Колокольный звон положил конец и кошмарной ночи, и его мыслям. Он долго слушал его, потом открыл дверь на лестницу и по льющемуся сквозь оконца свету понял, что уже утро.
Хаджи Стойо набросил на плечи шубу и медленно поднялся по лестнице. Прислушавшись, чуть приоткрыл наружную дверь. Утро было сияющим, казалось, от колокольного звона звенит сам кристально прозрачный воздух.
Во дворе под навесом стоял сторож. Хаджи Стойо не держал сторожей, но в смутные времена нанимал для охраны дома албанцев.

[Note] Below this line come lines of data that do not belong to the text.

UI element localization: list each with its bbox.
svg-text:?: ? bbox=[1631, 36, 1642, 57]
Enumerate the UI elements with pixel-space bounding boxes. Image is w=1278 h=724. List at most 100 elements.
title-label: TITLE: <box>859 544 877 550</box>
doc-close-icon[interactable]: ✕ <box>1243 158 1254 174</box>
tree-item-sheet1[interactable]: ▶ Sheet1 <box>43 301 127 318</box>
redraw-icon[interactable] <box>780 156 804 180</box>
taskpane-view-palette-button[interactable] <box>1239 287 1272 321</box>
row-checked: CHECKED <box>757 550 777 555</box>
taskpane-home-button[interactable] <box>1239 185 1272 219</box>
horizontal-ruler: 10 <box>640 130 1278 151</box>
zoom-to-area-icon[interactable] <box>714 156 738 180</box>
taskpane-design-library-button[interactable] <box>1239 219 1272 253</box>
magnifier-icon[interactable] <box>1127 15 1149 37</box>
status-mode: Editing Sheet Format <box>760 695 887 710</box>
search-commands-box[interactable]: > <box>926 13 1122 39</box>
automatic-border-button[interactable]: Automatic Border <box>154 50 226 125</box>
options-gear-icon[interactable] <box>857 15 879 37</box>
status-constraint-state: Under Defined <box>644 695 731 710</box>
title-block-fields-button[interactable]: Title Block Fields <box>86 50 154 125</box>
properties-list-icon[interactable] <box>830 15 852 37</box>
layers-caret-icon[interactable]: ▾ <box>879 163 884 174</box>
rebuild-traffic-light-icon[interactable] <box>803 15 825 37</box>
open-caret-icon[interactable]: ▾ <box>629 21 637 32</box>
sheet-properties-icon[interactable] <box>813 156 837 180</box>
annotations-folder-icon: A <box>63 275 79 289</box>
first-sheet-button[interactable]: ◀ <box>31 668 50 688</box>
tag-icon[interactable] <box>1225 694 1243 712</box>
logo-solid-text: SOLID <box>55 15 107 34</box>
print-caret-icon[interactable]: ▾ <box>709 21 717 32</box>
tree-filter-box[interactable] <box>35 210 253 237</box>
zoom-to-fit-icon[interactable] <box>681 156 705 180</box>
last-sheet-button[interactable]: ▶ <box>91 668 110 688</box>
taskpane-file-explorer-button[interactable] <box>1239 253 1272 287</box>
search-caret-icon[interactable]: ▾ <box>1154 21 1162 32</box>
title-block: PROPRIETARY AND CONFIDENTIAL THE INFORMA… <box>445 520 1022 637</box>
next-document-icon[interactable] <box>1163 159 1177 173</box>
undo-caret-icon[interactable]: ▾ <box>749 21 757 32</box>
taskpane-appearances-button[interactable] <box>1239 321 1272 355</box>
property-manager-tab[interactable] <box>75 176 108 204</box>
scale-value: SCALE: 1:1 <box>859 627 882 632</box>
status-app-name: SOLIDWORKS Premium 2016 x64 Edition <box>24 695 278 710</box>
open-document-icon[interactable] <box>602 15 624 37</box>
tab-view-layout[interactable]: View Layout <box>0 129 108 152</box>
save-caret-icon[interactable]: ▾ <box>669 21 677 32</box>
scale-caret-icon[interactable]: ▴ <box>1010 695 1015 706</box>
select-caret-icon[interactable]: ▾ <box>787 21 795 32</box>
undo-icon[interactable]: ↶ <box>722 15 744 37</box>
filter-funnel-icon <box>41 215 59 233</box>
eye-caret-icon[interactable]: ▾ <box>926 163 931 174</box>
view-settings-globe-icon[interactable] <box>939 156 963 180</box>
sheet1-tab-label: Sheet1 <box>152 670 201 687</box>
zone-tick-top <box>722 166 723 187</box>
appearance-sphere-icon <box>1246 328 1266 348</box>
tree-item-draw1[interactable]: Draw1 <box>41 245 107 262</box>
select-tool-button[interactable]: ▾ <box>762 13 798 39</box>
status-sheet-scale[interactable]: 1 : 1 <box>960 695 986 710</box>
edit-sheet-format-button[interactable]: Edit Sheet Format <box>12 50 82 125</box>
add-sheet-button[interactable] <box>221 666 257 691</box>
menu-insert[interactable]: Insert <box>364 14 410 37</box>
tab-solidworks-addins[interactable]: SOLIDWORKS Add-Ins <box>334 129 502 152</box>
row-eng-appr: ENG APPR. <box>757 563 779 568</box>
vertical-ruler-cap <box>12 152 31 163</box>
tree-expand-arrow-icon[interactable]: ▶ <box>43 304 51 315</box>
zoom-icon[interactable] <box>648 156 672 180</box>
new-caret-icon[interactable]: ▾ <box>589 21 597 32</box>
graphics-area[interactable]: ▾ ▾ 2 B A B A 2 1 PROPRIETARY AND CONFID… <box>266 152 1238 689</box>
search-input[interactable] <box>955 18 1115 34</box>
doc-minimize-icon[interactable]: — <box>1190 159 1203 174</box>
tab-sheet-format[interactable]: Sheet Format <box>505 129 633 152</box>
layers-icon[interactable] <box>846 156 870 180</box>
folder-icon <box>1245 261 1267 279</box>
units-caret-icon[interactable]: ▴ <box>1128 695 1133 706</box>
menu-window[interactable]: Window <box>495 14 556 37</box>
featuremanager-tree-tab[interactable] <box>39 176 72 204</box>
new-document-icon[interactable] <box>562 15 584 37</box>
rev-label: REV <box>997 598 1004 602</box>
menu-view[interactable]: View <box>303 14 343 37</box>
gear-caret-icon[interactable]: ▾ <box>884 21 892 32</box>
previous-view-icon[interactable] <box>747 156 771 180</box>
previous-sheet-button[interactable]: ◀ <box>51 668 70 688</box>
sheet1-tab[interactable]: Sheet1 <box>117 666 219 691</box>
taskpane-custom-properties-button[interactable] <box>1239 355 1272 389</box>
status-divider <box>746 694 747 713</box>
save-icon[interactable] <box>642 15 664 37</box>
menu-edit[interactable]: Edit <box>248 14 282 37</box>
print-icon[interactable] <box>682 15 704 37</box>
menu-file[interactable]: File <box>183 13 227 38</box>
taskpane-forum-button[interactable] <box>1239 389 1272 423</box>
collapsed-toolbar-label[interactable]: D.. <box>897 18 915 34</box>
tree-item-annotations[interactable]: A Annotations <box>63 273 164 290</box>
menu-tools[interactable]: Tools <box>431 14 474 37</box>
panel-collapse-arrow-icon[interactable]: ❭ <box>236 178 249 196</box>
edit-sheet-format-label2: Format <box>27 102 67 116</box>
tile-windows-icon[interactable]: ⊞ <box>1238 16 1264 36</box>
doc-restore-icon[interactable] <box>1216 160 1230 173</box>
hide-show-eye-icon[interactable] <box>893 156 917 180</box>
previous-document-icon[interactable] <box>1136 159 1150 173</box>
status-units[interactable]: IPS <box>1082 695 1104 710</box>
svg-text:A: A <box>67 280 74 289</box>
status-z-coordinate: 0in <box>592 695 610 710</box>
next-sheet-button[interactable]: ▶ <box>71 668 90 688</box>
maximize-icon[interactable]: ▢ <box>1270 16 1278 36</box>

Этого сторожа он три дня назад привез из Станимака. Албанец подошел к нему на цыпочках и таинственно произнес:
– Русские уже вошли… Вошли в город… Трое недавно стучались в ворота, но я не открыл…
Хаджи Стойо молча одобрительно кивнул головой, закрыл дверь и снова задвинул засов.
Потом, заложив руки за спину, стал подниматься по внутренней лестнице! Миновал первый этаж. На вешалке висело забытое Павлом пальто. Хаджи Стойо его не заметил. Он шел на чердак.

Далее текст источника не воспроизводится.